The Browser Company - jbegley
https://thebrowser.company
======
vikramkr
So they're a group of people that say they want to build a browser, and that's
it? What's the thesis behind what's broken in browser design and how they're
going to reimagine that, and where's a version one MVP to play around with? A
list of people with fancy qualifications looking to hire people does not seem
to be the foundation required to build a competitive new browser. Why do they
have business development people and a plan to have a team of 10 people and a
hacker news posting before they have a browser? This is a bunch of marketing
fluff. Very slick marketing fluff, but still just fluff.

------
olcor
A few fundamental issues:

> the browser largely still does what it did twenty-five years ago

Maybe that's by design? The browser (at least major ones) can be easily
extended the way the user wants; if they want something which helps them not
get distracted, there's an extension for that (like the one which blocked the
FB newsfeed). There are other extensions to remember URLs, and search is
better than ever if you are opting to save your browser history.

Also, if you say you're fundamentally changing the browser, at least mention
how?

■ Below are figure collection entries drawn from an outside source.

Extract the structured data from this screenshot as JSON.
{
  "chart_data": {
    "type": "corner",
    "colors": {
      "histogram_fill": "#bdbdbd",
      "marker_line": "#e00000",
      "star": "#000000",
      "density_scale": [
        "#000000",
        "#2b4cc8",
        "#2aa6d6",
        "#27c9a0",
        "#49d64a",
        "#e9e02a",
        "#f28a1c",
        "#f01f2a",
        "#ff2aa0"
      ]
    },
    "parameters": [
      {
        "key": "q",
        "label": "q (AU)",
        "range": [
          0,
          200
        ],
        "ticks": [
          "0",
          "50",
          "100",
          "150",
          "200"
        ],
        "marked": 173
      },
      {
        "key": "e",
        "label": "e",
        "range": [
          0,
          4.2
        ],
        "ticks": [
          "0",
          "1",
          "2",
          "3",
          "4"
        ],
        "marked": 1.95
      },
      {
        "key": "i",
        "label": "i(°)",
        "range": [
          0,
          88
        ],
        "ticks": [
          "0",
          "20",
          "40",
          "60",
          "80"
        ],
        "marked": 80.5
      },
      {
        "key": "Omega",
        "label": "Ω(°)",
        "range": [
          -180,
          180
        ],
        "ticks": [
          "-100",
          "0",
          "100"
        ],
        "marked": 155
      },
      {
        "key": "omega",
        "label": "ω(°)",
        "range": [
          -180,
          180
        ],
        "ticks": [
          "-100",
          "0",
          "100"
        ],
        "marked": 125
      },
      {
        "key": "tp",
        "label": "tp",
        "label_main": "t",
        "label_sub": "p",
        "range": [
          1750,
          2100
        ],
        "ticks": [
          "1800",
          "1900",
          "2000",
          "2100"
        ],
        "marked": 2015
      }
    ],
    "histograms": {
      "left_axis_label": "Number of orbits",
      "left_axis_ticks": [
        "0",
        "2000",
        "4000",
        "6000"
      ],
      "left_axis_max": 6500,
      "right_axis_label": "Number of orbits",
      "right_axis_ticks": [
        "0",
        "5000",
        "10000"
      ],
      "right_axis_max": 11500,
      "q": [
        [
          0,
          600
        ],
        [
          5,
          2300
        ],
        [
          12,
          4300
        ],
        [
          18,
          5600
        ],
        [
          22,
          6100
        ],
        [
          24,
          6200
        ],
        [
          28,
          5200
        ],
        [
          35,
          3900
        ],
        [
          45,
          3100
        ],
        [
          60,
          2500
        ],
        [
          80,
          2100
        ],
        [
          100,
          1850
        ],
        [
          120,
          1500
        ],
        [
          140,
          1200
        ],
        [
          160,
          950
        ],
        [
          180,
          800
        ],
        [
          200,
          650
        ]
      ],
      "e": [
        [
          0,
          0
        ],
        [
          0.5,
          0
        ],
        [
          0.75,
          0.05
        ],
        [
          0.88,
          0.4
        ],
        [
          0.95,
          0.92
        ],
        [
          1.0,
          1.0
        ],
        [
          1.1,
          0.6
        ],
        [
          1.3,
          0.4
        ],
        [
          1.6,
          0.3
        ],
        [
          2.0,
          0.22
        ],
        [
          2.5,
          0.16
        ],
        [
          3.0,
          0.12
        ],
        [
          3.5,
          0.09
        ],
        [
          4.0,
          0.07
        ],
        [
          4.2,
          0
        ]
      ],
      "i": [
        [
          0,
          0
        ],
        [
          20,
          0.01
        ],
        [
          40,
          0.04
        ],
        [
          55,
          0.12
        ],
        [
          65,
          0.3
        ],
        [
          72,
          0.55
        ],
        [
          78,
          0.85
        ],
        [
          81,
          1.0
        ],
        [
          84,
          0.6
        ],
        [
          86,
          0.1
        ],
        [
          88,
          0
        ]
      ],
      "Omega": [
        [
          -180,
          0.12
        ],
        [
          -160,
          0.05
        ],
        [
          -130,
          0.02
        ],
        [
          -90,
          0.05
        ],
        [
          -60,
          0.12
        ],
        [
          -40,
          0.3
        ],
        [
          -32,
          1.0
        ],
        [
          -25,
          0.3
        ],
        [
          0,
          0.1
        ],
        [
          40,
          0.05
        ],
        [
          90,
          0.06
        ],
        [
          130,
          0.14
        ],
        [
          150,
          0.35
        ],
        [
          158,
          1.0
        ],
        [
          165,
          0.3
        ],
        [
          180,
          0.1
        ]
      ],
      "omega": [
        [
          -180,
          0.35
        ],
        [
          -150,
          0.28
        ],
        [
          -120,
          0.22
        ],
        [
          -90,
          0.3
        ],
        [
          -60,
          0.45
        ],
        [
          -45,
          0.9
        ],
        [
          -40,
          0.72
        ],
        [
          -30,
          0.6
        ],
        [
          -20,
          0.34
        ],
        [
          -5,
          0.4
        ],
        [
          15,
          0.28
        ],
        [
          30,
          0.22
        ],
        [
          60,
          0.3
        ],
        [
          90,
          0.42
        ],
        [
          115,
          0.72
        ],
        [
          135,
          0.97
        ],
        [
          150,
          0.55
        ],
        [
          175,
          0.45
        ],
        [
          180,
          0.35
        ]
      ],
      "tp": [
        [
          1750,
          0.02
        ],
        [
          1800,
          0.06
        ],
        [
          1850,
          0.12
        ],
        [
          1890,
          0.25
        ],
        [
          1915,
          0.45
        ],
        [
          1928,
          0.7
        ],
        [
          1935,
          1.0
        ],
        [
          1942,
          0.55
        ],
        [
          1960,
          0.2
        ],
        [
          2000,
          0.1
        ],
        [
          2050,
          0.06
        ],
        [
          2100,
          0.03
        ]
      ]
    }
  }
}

What are your core ideas of the redesign, apart from a few random and
vague use cases? Without that, the site is just a pretty placeholder.

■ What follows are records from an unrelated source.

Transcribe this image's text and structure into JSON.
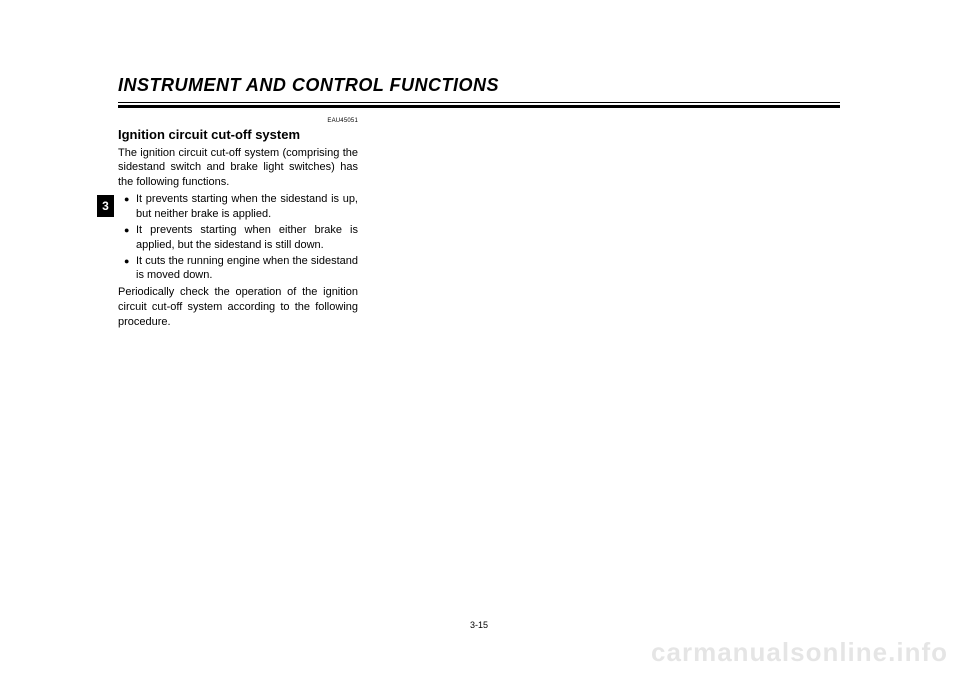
{
  "header": {
    "title": "INSTRUMENT AND CONTROL FUNCTIONS"
  },
  "tab": {
    "label": "3"
  },
  "content": {
    "doc_code": "EAU45051",
    "heading": "Ignition circuit cut-off system",
    "intro": "The ignition circuit cut-off system (comprising the sidestand switch and brake light switches) has the following functions.",
    "bullets": [
      "It prevents starting when the sidestand is up, but neither brake is applied.",
      "It prevents starting when either brake is applied, but the sidestand is still down.",
      "It cuts the running engine when the sidestand is moved down."
    ],
    "outro": "Periodically check the operation of the ignition circuit cut-off system according to the following procedure."
  },
  "footer": {
    "page_number": "3-15"
  },
  "watermark": "carmanualsonline.info",
  "colors": {
    "text": "#000000",
    "background": "#ffffff",
    "tab_bg": "#000000",
    "tab_text": "#ffffff",
    "watermark": "rgba(0,0,0,0.10)"
  }
}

> The five of us learned a lot from working at a handful of startups, as well
> as Snap, Instagram, Facebook, Amazon, and the Obama White House

and

> Beyond our team, we’re lucky to be supported by our family and friends, as
> well as investors who played a role in some of our favorite software
> companies over the years (Airtable, DuckDuckGo, Github, Instagram, Slack,
> Stripe)

The experience you mention is _definitely_ not the same I would trust in
building a new brower, except perhaps DDG. The last thing I want is people
from FB/Amazon/Snap telling my how my browser should behave.